I might add that this is why I stay out of discussions of what we should be doing in Afghanistan. People I respect have widely divergent views of what we might hope to accomplish and how we might accomplish it. I respect the historical-continuity argument, pointing out just how difficult it is for outsiders to impose their will on Afghanistan, but the subject is just too complex for my limited understanding, which even so I suspect may be deeper than that of many partisans who have no hesitation in advancing their dead-certain views. As against the historical-futility argument, I think about the desirability of simply leaving the country to the Taliban. That worked out pretty well last time, didn't it? I just wish I knew who to listen to.

Still, I've built up a long list of connected "insiders" not to listen to.
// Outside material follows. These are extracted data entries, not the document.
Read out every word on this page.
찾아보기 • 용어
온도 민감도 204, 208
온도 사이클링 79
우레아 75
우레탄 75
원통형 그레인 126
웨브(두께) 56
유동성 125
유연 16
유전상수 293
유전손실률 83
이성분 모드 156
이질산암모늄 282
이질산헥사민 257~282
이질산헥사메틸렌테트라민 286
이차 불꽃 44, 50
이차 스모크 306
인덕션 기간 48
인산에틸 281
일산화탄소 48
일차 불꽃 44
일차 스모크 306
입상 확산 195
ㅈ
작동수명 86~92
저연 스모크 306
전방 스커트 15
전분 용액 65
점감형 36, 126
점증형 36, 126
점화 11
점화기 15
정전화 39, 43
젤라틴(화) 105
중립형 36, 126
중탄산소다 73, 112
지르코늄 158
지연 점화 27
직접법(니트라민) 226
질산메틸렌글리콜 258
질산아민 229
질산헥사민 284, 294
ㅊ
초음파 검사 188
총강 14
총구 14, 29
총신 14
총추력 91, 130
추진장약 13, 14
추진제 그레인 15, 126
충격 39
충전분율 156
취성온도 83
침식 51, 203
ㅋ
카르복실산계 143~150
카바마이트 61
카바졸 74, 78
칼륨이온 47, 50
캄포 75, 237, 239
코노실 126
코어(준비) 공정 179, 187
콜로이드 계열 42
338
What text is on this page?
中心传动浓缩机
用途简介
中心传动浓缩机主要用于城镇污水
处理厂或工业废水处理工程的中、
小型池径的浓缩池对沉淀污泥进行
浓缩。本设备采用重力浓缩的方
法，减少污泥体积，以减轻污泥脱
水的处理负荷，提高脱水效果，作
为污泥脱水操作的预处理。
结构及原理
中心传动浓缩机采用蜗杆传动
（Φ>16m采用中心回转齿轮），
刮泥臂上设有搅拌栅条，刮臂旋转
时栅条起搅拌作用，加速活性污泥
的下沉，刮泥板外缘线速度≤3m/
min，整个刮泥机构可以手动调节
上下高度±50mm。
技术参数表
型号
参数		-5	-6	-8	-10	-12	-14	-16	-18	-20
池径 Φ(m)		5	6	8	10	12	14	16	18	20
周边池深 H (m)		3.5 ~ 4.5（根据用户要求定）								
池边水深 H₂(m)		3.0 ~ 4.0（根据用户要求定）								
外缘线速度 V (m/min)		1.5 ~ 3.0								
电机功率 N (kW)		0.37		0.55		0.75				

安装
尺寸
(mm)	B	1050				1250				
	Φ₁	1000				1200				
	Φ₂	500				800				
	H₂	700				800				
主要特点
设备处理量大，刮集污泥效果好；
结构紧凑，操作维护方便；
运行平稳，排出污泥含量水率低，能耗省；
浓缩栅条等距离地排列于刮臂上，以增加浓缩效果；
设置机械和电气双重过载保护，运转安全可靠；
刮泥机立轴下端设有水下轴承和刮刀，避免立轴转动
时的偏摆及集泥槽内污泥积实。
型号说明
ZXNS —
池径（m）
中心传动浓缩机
Shouldn't we have learned that lesson, if no others, from the carnival of catastrophe that was the Bush regime?

Nobody anywhere has ever had more "inside information" than Vice President "Big Dick" Cheney, and I'm unaware that among all that pile of unintelligence as much as a single fact ever crept out. If you were a foreigner peddling disinformation, or for that matter a domestic disinformant, "Big Dick" might as well have had a "FOOL ME" sign plastered across his big butt. Everybody on the planet, except the thugs, loons, and patsies of the American Right, knew that Cheney was a low-rent wackjob who had concocted a loony sci-fi-type fantasy universe in his sclerotic brain, and that his belief in his fantasy universe was so powerful that he would believe any bit of "intelligence," no matter how preposterous, that conformed to his lunacy and would dismiss absolutely any source, no matter how credible, that didn't.

Does the name of Ahmed Chalabi, first president of the united liberated Iraq, ring a bell?